Still, finding for the Respondent based on laches alone is not possible under the UDRP, and Panels would only deny complaints if Complainants have failed to establish the substantive grounds required under the Policy. For example, in the recent case of The Pennsylvania State University v. Mark Lauer/ Keystone Alternatives, NAF Claim FA1847529, July 29, 2019, the Panel denied the complaint as the trademark owner failed to prove that the registrant had no legitimate interest in the domain name, and consequently, did not act in bad faith. The Respondent, in this case, relied on the doctrine of laches and asked for the complaint to be denied on those grounds, but the Panel held that it was unnecessary to decide whether the proceeding would or should have been denied on the ground of laches alone.

Twenty years after the creation of the UDRP, Panels will see more and more cases brought with domain names registered 15 to 20 years ago, and the delay in bringing a complaint by a trademark holder may have more significance to a Respondent than ever before.

Another significant event already having a tremendous effect on the UDRP is the implementation of the new European data protection law in 2018.

GDPR and its effect on the UDRP

Since the new European data protection law (General Data Protection Regulation 2016/679) came into force on May 25th, 2018, the number of UDRP disputes has increased. Indeed, with GDPR coming into effect last year, law practitioners have seen changes in the disclosure of WHOIS details. Before GDPR, the WHOIS Registry was publically accessible, and trademark owners and their representatives could identify a domain name owner before filing a dispute. Now, however, GDPR has made it more difficult to engage with domain registrants. With most information unavailable, it seems that more practitioners now file cases in an attempt to disclose registrant information. Once revealed, Complainants have the opportunity to amend the dispute to reflect the Respondent’s correct details.

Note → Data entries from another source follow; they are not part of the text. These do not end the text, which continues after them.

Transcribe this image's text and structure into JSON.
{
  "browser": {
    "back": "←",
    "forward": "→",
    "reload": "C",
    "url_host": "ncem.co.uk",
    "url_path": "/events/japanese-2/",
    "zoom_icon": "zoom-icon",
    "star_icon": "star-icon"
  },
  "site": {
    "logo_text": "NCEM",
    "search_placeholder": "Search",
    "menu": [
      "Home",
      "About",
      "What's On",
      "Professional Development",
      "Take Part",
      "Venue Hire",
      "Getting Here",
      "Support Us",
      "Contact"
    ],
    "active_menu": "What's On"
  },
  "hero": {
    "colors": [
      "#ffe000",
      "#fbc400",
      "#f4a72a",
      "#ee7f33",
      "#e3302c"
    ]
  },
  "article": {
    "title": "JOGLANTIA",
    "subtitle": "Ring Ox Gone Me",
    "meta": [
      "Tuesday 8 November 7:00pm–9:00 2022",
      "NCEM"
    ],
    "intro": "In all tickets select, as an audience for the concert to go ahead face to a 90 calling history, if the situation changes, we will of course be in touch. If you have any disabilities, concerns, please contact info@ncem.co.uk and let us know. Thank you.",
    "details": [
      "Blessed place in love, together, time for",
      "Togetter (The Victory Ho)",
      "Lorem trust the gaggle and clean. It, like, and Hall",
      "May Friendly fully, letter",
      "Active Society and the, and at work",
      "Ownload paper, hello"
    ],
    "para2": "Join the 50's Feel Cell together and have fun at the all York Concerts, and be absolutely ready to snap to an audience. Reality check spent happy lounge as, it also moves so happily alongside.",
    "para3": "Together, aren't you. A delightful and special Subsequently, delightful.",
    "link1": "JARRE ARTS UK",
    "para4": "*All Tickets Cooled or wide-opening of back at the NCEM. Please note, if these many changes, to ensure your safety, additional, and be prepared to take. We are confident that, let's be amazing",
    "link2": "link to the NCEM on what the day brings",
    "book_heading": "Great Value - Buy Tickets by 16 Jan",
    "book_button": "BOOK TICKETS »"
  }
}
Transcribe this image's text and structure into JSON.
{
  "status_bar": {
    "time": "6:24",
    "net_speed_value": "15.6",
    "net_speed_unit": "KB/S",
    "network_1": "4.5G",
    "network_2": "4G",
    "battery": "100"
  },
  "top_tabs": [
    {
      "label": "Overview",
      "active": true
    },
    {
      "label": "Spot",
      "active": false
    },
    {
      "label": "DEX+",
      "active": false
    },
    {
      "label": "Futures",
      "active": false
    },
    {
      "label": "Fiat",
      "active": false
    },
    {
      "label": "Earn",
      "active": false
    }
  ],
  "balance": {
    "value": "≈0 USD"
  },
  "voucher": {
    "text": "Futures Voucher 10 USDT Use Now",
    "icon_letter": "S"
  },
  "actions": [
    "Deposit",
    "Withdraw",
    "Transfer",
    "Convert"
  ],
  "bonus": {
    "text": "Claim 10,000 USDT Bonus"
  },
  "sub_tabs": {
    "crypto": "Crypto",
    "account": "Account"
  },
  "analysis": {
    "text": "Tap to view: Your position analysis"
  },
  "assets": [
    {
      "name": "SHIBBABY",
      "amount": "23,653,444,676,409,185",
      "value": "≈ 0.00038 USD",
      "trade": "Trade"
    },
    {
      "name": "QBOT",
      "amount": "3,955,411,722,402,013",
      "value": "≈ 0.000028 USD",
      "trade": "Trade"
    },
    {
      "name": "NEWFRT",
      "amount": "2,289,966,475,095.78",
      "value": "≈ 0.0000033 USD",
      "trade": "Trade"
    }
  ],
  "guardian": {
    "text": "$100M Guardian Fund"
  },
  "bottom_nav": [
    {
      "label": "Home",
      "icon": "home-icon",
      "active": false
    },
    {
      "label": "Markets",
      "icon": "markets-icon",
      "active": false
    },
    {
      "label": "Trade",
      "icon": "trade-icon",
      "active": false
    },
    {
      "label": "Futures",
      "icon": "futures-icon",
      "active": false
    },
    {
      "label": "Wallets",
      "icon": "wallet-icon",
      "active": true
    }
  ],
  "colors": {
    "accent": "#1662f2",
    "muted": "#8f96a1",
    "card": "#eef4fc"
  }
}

Furthermore, GDPR has made UDRP consolidations even more challenging. The UDRP allows trademark owners to include multiple domain names in a single complaint. The limitations placed on WHOIS information prevent trademark owners from identifying additional domain names owned by the same cybersquatter. This is likely to lead to trademark owners needing to file more single complaints, which is more expensive and time-consuming.

The UDRP element most affected by the GDPR is the third circumstance that deals with bad faith. Showing an abusive pattern of conduct has become more complex, and trademark owners have more of a difficult task of finding past cybersquatting activity. The tools previously available to investigators to analyze a registrants’ previous dispute record or portfolio have become less effective with the arrival of GDPR. While an investigator’s job has become more challenging, the UDRP remains one of the most effective tools to combat cybersquatting in the Internet world.

What is next for the UDRP?

A lot has changed since the creation of the UDRP, and with new issues arising, the Policy has evolved to be in line with the fast-pacing change of the Internet. The new generation of TLDs contributed to the rise of UDRP filings, but “.com” domain names still amount to 79% of cases filed. The ccTLD “.co” assigned to Colombia is the most popular ccTLD using the UDRP, with 56 cases filed this year.

Nevertheless, despite the increase in filings, after two decades, some practitioners/groups believe that some essential elements of the UDRP are due for reform. In 2015, ICANN issued a Preliminary Issue Report to review all Rights Protection Mechanisms (RPMs) in all gTLDs followed up by a working group which was established to review and possibly reform RPMs, including the UDRP, which is yet to be reviewed.

In the meantime, the UDRP continues—20 years after its creation—to be the most effective tool to combat cybersquatting, saving time and money to trademark owners.

* * *

On October 21, 2019, WIPO organizes a conference to commemorate this milestone. This event, where over 100 UDRP Panelists will attend, will look back at the UDRP jurisprudence, and look ahead on the future of the UDRP, Internet developments, and other topical items. As one of the top-ranking filers of domain name disputes with WIPO, Safenames’ Legal Department will be attending this event, which will be held at WIPO’s headquarters in Geneva, Switzerland.